Around the country, states are facing an affordable housing crisis, and some areas, like California, are in the thick of it. To help combat the issue, California passed SB9, a bill that allows plots zoned single-family residential, to be used for duplexes. Essentially, the new bill, which went into effect on January 1, 2022, could double the available housing in cities throughout the state.

However, some towns are opposed to the idea of using single-family lots for two houses or a duplex, and one town near Silicon Valley is being accused of using mountain lions to avoid complying with the legislation.

According to the LA Times, State Attorney Rob Bonta claimed Woodside, one of the wealthiest cities in the nation, is intentionally attempting to get the affordable housing bill. In a memo sent out to residents of Woodside, the town announced that they were designating the entire town as a protected habitat for the potentially endangered mountain lion, and as such, they would be exempt from SB9.

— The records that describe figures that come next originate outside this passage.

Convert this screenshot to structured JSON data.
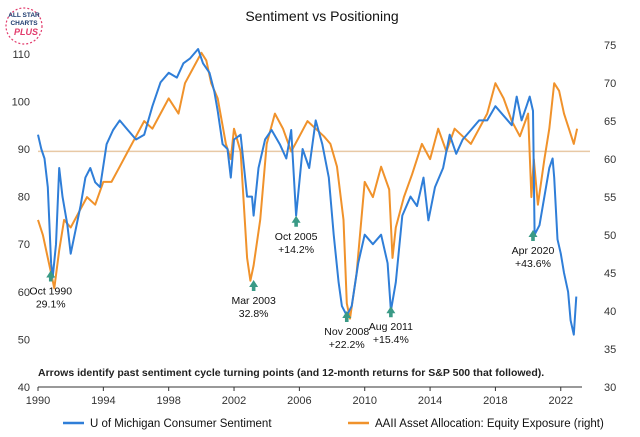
{
  "logo": {
    "line1": "ALL STAR",
    "line2": "CHARTS",
    "line3": "PLUS"
  },
  "colors": {
    "michigan": "#2f7ed8",
    "aaii": "#f0922b",
    "refline": "#e8c9a5",
    "arrow": "#3a9a86",
    "text": "#222222",
    "axis": "#333333"
  },
  "chart_data": {
    "type": "line",
    "title": "Sentiment vs Positioning",
    "note": "Arrows identify past sentiment cycle turning points (and 12-month returns for S&P 500 that followed).",
    "x_ticks": [
      "1990",
      "1994",
      "1998",
      "2002",
      "2006",
      "2010",
      "2014",
      "2018",
      "2022"
    ],
    "xlim": [
      1990,
      2023.3
    ],
    "left_axis": {
      "ylim": [
        40,
        115
      ],
      "ticks": [
        "110",
        "100",
        "90",
        "80",
        "70",
        "60",
        "50",
        "40"
      ]
    },
    "right_axis": {
      "ylim": [
        30,
        77
      ],
      "ticks": [
        "75",
        "70",
        "65",
        "60",
        "55",
        "50",
        "45",
        "40",
        "35",
        "30"
      ]
    },
    "reference_line_left": 89.5,
    "series": [
      {
        "name": "U of Michigan Consumer Sentiment",
        "axis": "left",
        "x": [
          1990.0,
          1990.2,
          1990.4,
          1990.6,
          1990.8,
          1990.9,
          1991.1,
          1991.3,
          1991.5,
          1991.8,
          1992.0,
          1992.3,
          1992.6,
          1992.9,
          1993.2,
          1993.5,
          1993.8,
          1994.2,
          1994.6,
          1995.0,
          1995.5,
          1996.0,
          1996.5,
          1997.0,
          1997.5,
          1998.0,
          1998.5,
          1998.9,
          1999.3,
          1999.8,
          2000.1,
          2000.5,
          2000.8,
          2001.0,
          2001.3,
          2001.6,
          2001.8,
          2002.0,
          2002.4,
          2002.8,
          2003.1,
          2003.2,
          2003.5,
          2003.9,
          2004.3,
          2004.8,
          2005.2,
          2005.5,
          2005.8,
          2006.2,
          2006.6,
          2007.0,
          2007.4,
          2007.8,
          2008.1,
          2008.4,
          2008.6,
          2008.9,
          2009.2,
          2009.6,
          2010.0,
          2010.5,
          2011.0,
          2011.4,
          2011.6,
          2011.9,
          2012.3,
          2012.8,
          2013.2,
          2013.6,
          2013.9,
          2014.3,
          2014.8,
          2015.2,
          2015.6,
          2016.0,
          2016.5,
          2017.0,
          2017.5,
          2018.0,
          2018.5,
          2019.0,
          2019.3,
          2019.6,
          2019.9,
          2020.1,
          2020.3,
          2020.4,
          2020.7,
          2021.0,
          2021.3,
          2021.5,
          2021.6,
          2021.8,
          2022.0,
          2022.2,
          2022.45,
          2022.6,
          2022.8,
          2022.95
        ],
        "values": [
          93,
          90,
          88,
          82,
          66,
          63,
          70,
          86,
          80,
          74,
          68,
          73,
          78,
          84,
          86,
          83,
          82,
          91,
          94,
          96,
          94,
          92,
          93,
          99,
          104,
          106,
          105,
          108,
          109,
          111,
          108,
          106,
          102,
          98,
          91,
          90,
          84,
          92,
          93,
          80,
          80,
          76,
          86,
          92,
          94,
          91,
          88,
          94,
          76,
          90,
          86,
          96,
          91,
          84,
          72,
          62,
          57,
          55,
          57,
          66,
          72,
          70,
          72,
          66,
          56,
          62,
          76,
          80,
          78,
          84,
          75,
          82,
          86,
          93,
          89,
          92,
          94,
          96,
          96,
          99,
          97,
          95,
          101,
          96,
          99,
          101,
          98,
          72,
          74,
          80,
          86,
          88,
          84,
          71,
          68,
          64,
          60,
          54,
          51,
          59
        ]
      },
      {
        "name": "AAII Asset Allocation: Equity Exposure (right)",
        "axis": "right",
        "x": [
          1990.0,
          1990.3,
          1990.6,
          1990.8,
          1991.0,
          1991.3,
          1991.6,
          1992.0,
          1992.5,
          1993.0,
          1993.5,
          1994.0,
          1994.5,
          1995.0,
          1995.5,
          1996.0,
          1996.5,
          1997.0,
          1997.5,
          1998.0,
          1998.6,
          1999.0,
          1999.5,
          2000.0,
          2000.3,
          2000.6,
          2001.0,
          2001.5,
          2001.8,
          2002.0,
          2002.4,
          2002.8,
          2003.0,
          2003.2,
          2003.6,
          2004.0,
          2004.5,
          2005.0,
          2005.5,
          2006.0,
          2006.5,
          2007.0,
          2007.5,
          2007.9,
          2008.3,
          2008.7,
          2008.9,
          2009.1,
          2009.5,
          2010.0,
          2010.5,
          2011.0,
          2011.5,
          2011.7,
          2011.9,
          2012.4,
          2012.9,
          2013.5,
          2014.0,
          2014.5,
          2015.0,
          2015.5,
          2016.0,
          2016.5,
          2017.0,
          2017.5,
          2018.0,
          2018.5,
          2019.0,
          2019.5,
          2020.0,
          2020.2,
          2020.35,
          2020.6,
          2021.0,
          2021.3,
          2021.6,
          2021.9,
          2022.2,
          2022.5,
          2022.8,
          2023.0
        ],
        "values": [
          52,
          50,
          47,
          45,
          43,
          48,
          52,
          51,
          53,
          55,
          54,
          57,
          57,
          59,
          61,
          63,
          65,
          64,
          66,
          68,
          66,
          70,
          72,
          74,
          73,
          70,
          68,
          62,
          60,
          64,
          61,
          47,
          44,
          46,
          52,
          62,
          66,
          64,
          61,
          63,
          65,
          64,
          63,
          62,
          59,
          52,
          41,
          39,
          45,
          57,
          55,
          59,
          56,
          47,
          51,
          55,
          58,
          62,
          60,
          64,
          61,
          64,
          63,
          62,
          64,
          66,
          70,
          68,
          65,
          63,
          66,
          55,
          60,
          54,
          60,
          64,
          70,
          69,
          66,
          64,
          62,
          64
        ]
      }
    ],
    "annotations": [
      {
        "date": "Oct 1990",
        "ret": "29.1%",
        "x": 1990.78,
        "y": 63
      },
      {
        "date": "Mar 2003",
        "ret": "32.8%",
        "x": 2003.2,
        "y": 61
      },
      {
        "date": "Oct 2005",
        "ret": "+14.2%",
        "x": 2005.8,
        "y": 74.5
      },
      {
        "date": "Nov 2008",
        "ret": "+22.2%",
        "x": 2008.9,
        "y": 54.5
      },
      {
        "date": "Aug 2011",
        "ret": "+15.4%",
        "x": 2011.6,
        "y": 55.5
      },
      {
        "date": "Apr 2020",
        "ret": "+43.6%",
        "x": 2020.3,
        "y": 71.5
      }
    ]
  }
}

In a press release, Bonta said the declaration was “a deliberate and transparent attempt to avoid complying with the law.”

He went on to say, “This memorandum is — quite clearly — contrary to the law, and ironically, contrary to the best interests of the mountain lions the town claims to want to protect.”

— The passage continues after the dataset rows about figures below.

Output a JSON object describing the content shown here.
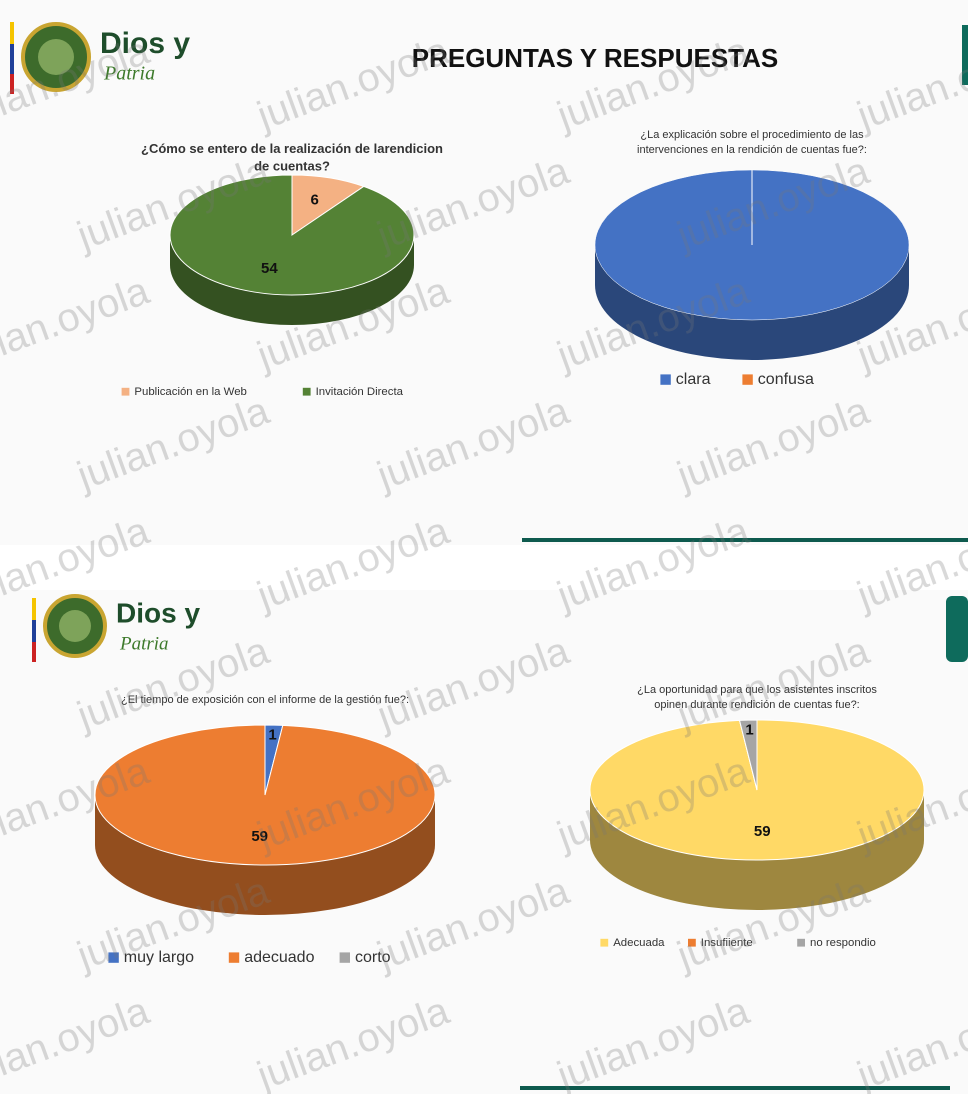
{
  "header": {
    "title": "PREGUNTAS Y RESPUESTAS",
    "logo_text": "Dios y",
    "logo_script": "Patria"
  },
  "watermark": "julian.oyola",
  "chart_data": [
    {
      "type": "pie",
      "title": "¿Cómo se entero de la realización de larendicion de cuentas?",
      "categories": [
        "Publicación en la Web",
        "Invitación Directa"
      ],
      "values": [
        6,
        54
      ],
      "colors": [
        "#f4b183",
        "#548235"
      ],
      "data_labels": true
    },
    {
      "type": "pie",
      "title": "¿La explicación sobre el procedimiento de las intervenciones en la rendición de cuentas fue?:",
      "categories": [
        "clara",
        "confusa"
      ],
      "values": [
        100,
        0
      ],
      "colors": [
        "#4472c4",
        "#ed7d31"
      ],
      "data_labels": false
    },
    {
      "type": "pie",
      "title": "¿El tiempo de exposición con el informe de la gestión fue?:",
      "categories": [
        "muy largo",
        "adecuado",
        "corto"
      ],
      "values": [
        1,
        59,
        0
      ],
      "colors": [
        "#4472c4",
        "#ed7d31",
        "#a5a5a5"
      ],
      "data_labels": true
    },
    {
      "type": "pie",
      "title": "¿La oportunidad para que los asistentes inscritos opinen durante rendición de cuentas fue?:",
      "categories": [
        "Adecuada",
        "Insufiiente",
        "no respondio"
      ],
      "values": [
        59,
        0,
        1
      ],
      "colors": [
        "#ffd966",
        "#ed7d31",
        "#a5a5a5"
      ],
      "data_labels": true
    }
  ]
}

Yahoo!News reports that Deputy Attorney General Matthew T. Struhar told the Woodside town manager in a letter that by fighting the law that expands housing supply within existing towns, Woodside “would increase the likelihood of exurban sprawl that will adversely affect the habitat of mountain lions.”

He added, “Land that is already developed — with, for example a single-family home — is not, by definition, habitat. That mountain lions appear in Woodside from time to time does not make any of its individual parcels mountain lion habitat.”

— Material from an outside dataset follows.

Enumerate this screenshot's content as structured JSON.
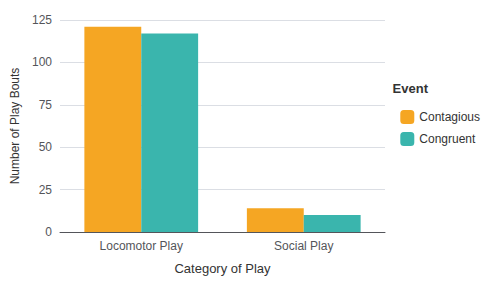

Despite the pushback Woodside received, the town planned to refuse applications for SB9 housing – until it was forced to comply.

In a press release, the town announced that the Department of Fish and Wildlife “advised that the entire Town of Woodside cannot be considered habitat.” As such, they had no choice but to accept SB9 applications.

They ended the press release, saying that in their town (which boasts a median home value of around $4.5 million USD) has “consistently exceeded” the state-mandated low-and moderate-income housing commitments and that they’re committed to doing “its part to alleviate the regional shortfall in affordable housing.”